Aline Seidel geht zügig zu einer Info-Tafel und klappt den braunen Deckel hoch. Es regnet in Strömen, aber die Natur brauche es ja, seufzt die Pfarrerin. Sie deutet auf den Baum hinter dem Schild: eine Zypresse. Sie wird mehrmals in der Bibel erwähnt. Dort heißt es an einer Stelle, dass das Edelholz für den Bau eines "Prachtschiffes" verwendet wird.
Etwa 110 Pflanzenarten finden in der Bibel Erwähnung. Einige davon wachsen auch im Botanischen Garten in Marburg. Seit 2011 gibt es dort einen Bibelpflanzenpfad. Er schlängelt sich etwas versteckt durch das 29 Hektar große, mit Bäumen, Sträuchern, Kräutern und Blumen bewachsene Areal.
Wenige Meter nach der Zypresse kommt das nächste Schild: Feige und Eiche werden mit ihren botanischen Namen, der griechischen und hebräischen Bezeichnung sowie der Bibelstelle beschrieben. Es sei faszinierend, dass die Bäume schon zu biblischer Zeit wuchsen, sagt Alwine Schulze. Die beiden jungen Pfarrerinnen promovieren zurzeit an der Marburger Universität in Evangelischer Theologie und beschäftigen sich mit der Klimakrise.
Botanische Gärten sind Kunstgebilde, sie bilden auch die Pflanzenwelt ferner Kontinente ab. Der Weg führt vorbei an einem Bereich "Rocky Mountains", an den Pflanzen Neuseelands und des Himalajas. Auch die Libanonzeder, die an vielen Stellen in der Bibel auftaucht, würde nicht auf den Marburger Lahnbergen wachsen. "Hier kann man sie mal sehen."
Mit der Bibel in der Hand
Ein Stück entfernt steht ein Granatapfelbäumchen. Das könnte die Frucht gewesen sein, die Eva in der Schöpfungsgeschichte vom Baum nahm, erzählt Alwine Schulze.
Vor allem in der Kreuzigungsszene kämen viele Pflanzen vor. Die Dornenkrone, die Jesus trug: "Man vermutet, dass es Brombeeren waren." Am Kreuz wurde Jesus Wein vermischt mit "Galle" gereicht - das könnte Schierling gewesen sein, erklärt Aline Seidel. Die Giftpflanze wirkt in geringer Dosierung schmerzlindernd und betäubend. Der Gefleckte Schierling wächst auch im Botanischen Garten.
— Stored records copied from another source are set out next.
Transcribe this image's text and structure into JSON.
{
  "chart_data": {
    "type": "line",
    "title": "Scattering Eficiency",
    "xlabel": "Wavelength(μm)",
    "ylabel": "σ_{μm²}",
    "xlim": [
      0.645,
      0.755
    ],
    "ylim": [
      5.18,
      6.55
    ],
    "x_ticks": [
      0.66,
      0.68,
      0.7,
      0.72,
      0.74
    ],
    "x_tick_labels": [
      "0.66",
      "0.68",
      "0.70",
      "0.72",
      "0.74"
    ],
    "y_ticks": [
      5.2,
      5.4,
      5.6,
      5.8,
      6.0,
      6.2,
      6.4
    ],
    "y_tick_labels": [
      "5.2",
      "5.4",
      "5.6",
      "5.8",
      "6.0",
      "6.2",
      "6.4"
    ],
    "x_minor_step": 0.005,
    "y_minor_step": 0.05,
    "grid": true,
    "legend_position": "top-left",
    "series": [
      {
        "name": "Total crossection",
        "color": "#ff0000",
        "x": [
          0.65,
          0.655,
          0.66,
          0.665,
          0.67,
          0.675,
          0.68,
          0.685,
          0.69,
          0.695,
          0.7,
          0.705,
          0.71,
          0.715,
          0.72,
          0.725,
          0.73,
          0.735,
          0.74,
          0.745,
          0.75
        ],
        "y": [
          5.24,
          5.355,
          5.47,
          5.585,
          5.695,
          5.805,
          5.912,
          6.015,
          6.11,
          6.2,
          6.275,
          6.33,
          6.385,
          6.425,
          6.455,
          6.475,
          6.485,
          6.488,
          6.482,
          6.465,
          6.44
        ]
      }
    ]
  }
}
Initiator des Lehrpfades ist Andreas Schoenwandt. "Der Hintergedanke war, dass es nicht schaden könnte, wenn die Leute die Bibel in die Hand nehmen und selbst nachschauen", sagt er schmunzelnd. Schoenwandt hat sich lange mit dem Thema beschäftigt, das Buch eines israelischen Pflanzenbiologen gelesen und selbst ein handgeschriebenes Büchlein mit biblischen Pflanzenarten angelegt. Mit dieser Liste sei er zu den Gartenbauingenieurinnen des Botanischen Gartens gegangen: "Wie können wir das machen?"
In diesem Frühjahr haben die in die Jahre gekommenen Info-Tafeln eine kleine Renovierung erhalten. Leider, berichten die beiden Pfarrerinnen, habe es auch antisemitische Vorfälle gegeben. Auf einigen Tafeln seien die hebräischen Übersetzungen zerkratzt worden.
Dass den Pflanzen in der Bibel eine so große Rolle zukommt, bedeute, "dass eine Fokussierung auf den Menschen nicht in der Bibel begründet ist", erklären die Theologinnen. Es gehe vielmehr um das "Bebauen und Bewahren" (1. Mose 2,15): "Wir wurden in den Garten gesetzt und stehen nicht darüber."